2. M. A... C..., ressortissant camerounais né le 3 mai 1975 à Yaoundé (Cameroun), est entré en France le 11 octobre 1999 selon ses déclarations. Par un jugement du 11 mai 2012, la cour d'assises du Nord a condamné l'intéressé à une peine de huit ans d'emprisonnement pour avoir commis, dans la nuit du 28 au 29 janvier 2010, un acte de pénétration sexuelle, de quelque nature qu'il soit, par violence, contrainte, menace ou surprise. La fin de peine est intervenue le 10 décembre 2015. Par un arrêté du 20 novembre 2015, le préfet du Pas-Calais a prononcé l'expulsion de M. C... sur le fondement de l'article L. 521-1 du code de l'entrée et du séjour des étrangers et du droit d'asile, au motif que sa présence sur le territoire français constituait une menace grave pour l'ordre public. Par un arrêt du 6 juillet 2017, devenu définitif, la cour administrative d'appel de Douai a annulé le jugement du 29 février 2016 par lequel le tribunal administratif de Lille avait annulé cet arrêté et rejeté la demande de M. C.... Le 3 novembre 2020, M. C... a sollicité du préfet du Pas-de-Calais l'abrogation de cet arrêté, dans le cadre de la procédure de réexamen prévue par l'article L. 524-2, alors en vigueur, du code de l'entrée et du séjour des étrangers et du droit d'asile. A la suite du rejet de cette demande par une décision implicite, le juge des référés du tribunal administratif de Lille a, par une ordonnance du 13 juillet 2021, ordonné, sur le fondement de l'article L. 521-1 du code de justice administrative, la suspension de l'exécution de cette décision implicite et a enjoint au préfet du Pas-de-Calais de procéder au réexamen de la situation de M. C.... Dans le cadre de ce réexamen, cette autorité a, par une décision du 26 juillet 2021, refusé d'abroger l'arrêté du 20 novembre 2015. Par la requête enregistrée sous le n° 22DA01164, le préfet du Pas-de-Calais relève appel du jugement du 18 mai 2022 par lequel le tribunal administratif de Lille, d'une part, a annulé cette décision et, d'autre part, lui a enjoint d'abroger l'arrêté du 20 novembre 2015 dans le délai d'un mois à compter de la date de notification dudit jugement. Par la requête enregistrée sous le n° 22DA01163, le préfet du Pas-de-Calais demande à la cour de prononcer le sursis à exécution de ce jugement.
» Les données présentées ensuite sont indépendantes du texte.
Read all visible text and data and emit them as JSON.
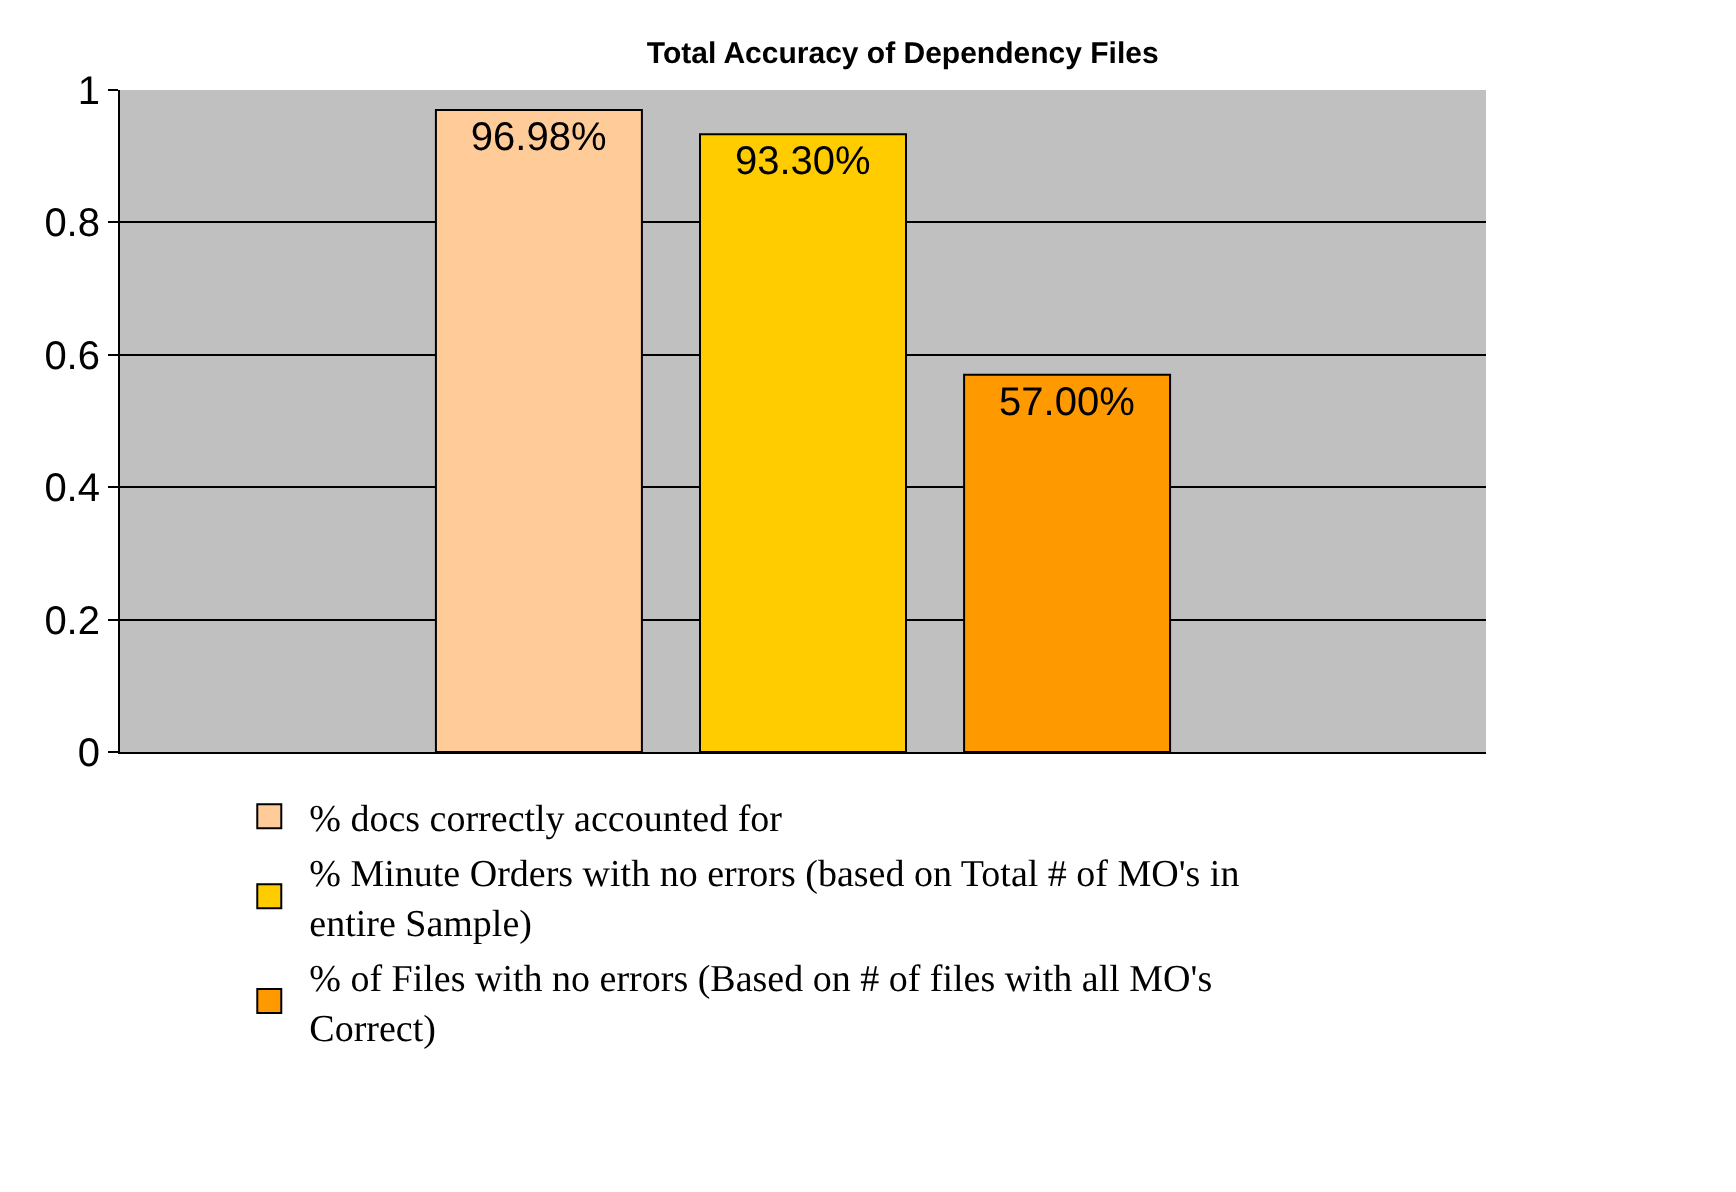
{
  "chart_data": {
    "type": "bar",
    "title": "Total Accuracy of Dependency Files",
    "categories": [
      null
    ],
    "series": [
      {
        "name": "% docs correctly accounted for",
        "color": "#ffcc99",
        "values": [
          0.9698
        ],
        "value_labels": [
          "96.98%"
        ]
      },
      {
        "name": "% Minute Orders with no errors (based on Total # of MO's in entire Sample)",
        "color": "#ffcc00",
        "values": [
          0.933
        ],
        "value_labels": [
          "93.30%"
        ]
      },
      {
        "name": "% of Files with no errors (Based on # of files with all MO's Correct)",
        "color": "#ff9900",
        "values": [
          0.57
        ],
        "value_labels": [
          "57.00%"
        ]
      }
    ],
    "ylim": [
      0,
      1
    ],
    "yticks": [
      0,
      0.2,
      0.4,
      0.6,
      0.8,
      1
    ],
    "grid": "y",
    "legend": "bottom"
  }
}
Sur la demande d'annulation du jugement attaqué :
3. Aux termes de l'article L. 632-6 du code de l'entrée et du séjour des étrangers et du droit d'asile : " Sans préjudice des dispositions des articles L. 632-3 et L. 632-4, les motifs de la décision d'expulsion donnent lieu à un réexamen tous les cinq ans à compter de sa date d'édiction. L'autorité compétente tient compte de l'évolution de la menace pour l'ordre public que constitue la présence de l'intéressé en France, des changements intervenus dans sa situation personnelle et familiale et des garanties de réinsertion professionnelle ou sociale qu'il présente, en vue de prononcer éventuellement l'abrogation de cette décision. L'étranger peut présenter des observations écrites. / A défaut de notification à l'intéressé d'une décision explicite d'abrogation dans un délai de deux mois, ce réexamen est réputé avoir conduit à une décision implicite de ne pas abroger. Cette décision est susceptible de recours. Le réexamen ne donne pas lieu à consultation de la commission mentionnée à l'article L. 632-1. ". Il appartient au juge de l'excès de pouvoir, lorsqu'il est saisi d'un moyen en ce sens à l'appui d'un recours dirigé contre le refus d'abroger une mesure d'expulsion, de rechercher si les faits sur lesquels l'autorité administrative s'est fondée pour estimer que la présence en France de l'intéressé constituait toujours, à la date à laquelle elle s'est prononcée, une menace pour l'ordre public, sont de nature à justifier légalement que la mesure d'expulsion ne soit pas abrogée.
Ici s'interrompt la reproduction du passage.